Well, excuse me for living. Dean shoved his hands in his pockets. "Okay, fine, I'm keeping back. This far enough for you?" He moved to stand next to Carlisle, the fridge at his back. "I'm not here to keep you from your housecleaning, okay? I just want--"

"I know what you want," Tam rasped. "Green Lady took a mortal last night. Your brother, I hear."

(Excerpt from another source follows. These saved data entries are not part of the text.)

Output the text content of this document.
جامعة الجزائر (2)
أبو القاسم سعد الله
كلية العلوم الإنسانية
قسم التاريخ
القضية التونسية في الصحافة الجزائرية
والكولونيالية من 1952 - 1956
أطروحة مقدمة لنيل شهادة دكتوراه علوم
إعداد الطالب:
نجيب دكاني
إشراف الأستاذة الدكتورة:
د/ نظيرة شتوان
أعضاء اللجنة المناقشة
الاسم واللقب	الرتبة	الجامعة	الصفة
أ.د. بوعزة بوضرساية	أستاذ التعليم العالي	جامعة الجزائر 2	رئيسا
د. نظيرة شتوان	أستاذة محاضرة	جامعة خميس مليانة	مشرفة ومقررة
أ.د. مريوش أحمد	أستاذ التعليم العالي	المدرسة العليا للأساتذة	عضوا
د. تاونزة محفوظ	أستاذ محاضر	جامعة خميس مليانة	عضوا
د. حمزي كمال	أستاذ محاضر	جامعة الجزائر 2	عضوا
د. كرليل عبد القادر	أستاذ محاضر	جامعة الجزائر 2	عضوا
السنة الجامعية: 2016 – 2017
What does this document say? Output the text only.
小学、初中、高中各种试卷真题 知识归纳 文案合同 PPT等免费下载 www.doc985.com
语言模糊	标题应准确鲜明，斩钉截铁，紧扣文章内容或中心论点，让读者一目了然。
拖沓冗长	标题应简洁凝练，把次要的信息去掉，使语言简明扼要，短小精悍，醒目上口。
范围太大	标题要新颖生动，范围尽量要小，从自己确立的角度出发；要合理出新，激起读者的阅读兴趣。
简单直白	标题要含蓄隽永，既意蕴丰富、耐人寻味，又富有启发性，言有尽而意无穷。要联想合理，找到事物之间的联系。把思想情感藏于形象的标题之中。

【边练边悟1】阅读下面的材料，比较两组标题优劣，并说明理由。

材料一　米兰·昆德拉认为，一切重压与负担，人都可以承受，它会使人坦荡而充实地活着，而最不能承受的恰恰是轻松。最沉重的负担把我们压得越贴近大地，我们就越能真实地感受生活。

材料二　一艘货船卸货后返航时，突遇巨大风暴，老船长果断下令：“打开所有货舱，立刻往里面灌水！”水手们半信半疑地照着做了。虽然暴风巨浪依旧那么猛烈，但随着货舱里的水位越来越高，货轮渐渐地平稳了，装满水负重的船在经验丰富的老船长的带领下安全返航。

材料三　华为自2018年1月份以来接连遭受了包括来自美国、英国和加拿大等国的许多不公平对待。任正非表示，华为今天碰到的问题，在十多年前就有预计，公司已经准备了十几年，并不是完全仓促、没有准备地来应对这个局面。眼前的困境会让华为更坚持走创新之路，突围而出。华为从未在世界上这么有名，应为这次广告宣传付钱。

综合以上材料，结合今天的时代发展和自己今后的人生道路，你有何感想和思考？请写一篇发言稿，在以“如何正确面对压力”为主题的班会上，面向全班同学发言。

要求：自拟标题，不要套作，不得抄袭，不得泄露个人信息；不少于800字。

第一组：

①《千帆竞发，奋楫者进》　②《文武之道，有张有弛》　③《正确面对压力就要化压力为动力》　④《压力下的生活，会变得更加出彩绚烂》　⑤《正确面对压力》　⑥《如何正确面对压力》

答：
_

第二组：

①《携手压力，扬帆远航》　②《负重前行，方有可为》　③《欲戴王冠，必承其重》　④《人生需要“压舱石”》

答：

"Yeah." Dean's chest felt tight all of a sudden. He'd thought he'd been dealing pretty well, but hearing the whole mess summed up like that by a stranger -- a not even human stranger, looking at him with something like pity in those weird green eyes -- gave him the chills. He found himself pulling his jacket tighter around himself, huddling into the protective embrace of worn leather, clenching his hand around the car keys in his pocket.

Buck up, Winchester, you'll be wishing for a security blankie next. Dean stood up straight and glared at Tam, who glared back, unimpressed.

"This Green Lady -- she's your queen?"

The noise Tam made at that really did sound like a toad croaking. It took Dean a moment to figure out that it was probably a laugh.

"Likes to say she is. And there's some that like to believe her. Others say she ain't. Me, I do my work and pay no mind."

"Right," Dean rolled his eyes. "I'm not too keen on your court politics either. All I want to know is, how do I make your green bitch give my brother back?"

"You don't." Tam made the croaking sound again, and the tightness in Dean's chest threatened to choke him. "Proper queen or no, the likes of you don't make the Lady do anything."

"The likes of me," Dean said tightly, "are going to do a lot of damage to the likes of you if I don't get a better answer than that."

Carlisle coughed nervously beside him, but Tam looked more amused than threatened. Or at least, Dean thought that weird scrunching of the brownie's face was amusement.

"I said you can't make her. Can strike a bargain, though. Get your hands on something she wants, and you can trade with her."

"Something she wants." All right, that made sense. "How do I find that?"

And now there was a definite grin on Tam's face, flashing teeth like yellow marbles.

"Seen any interesting birds around lately?"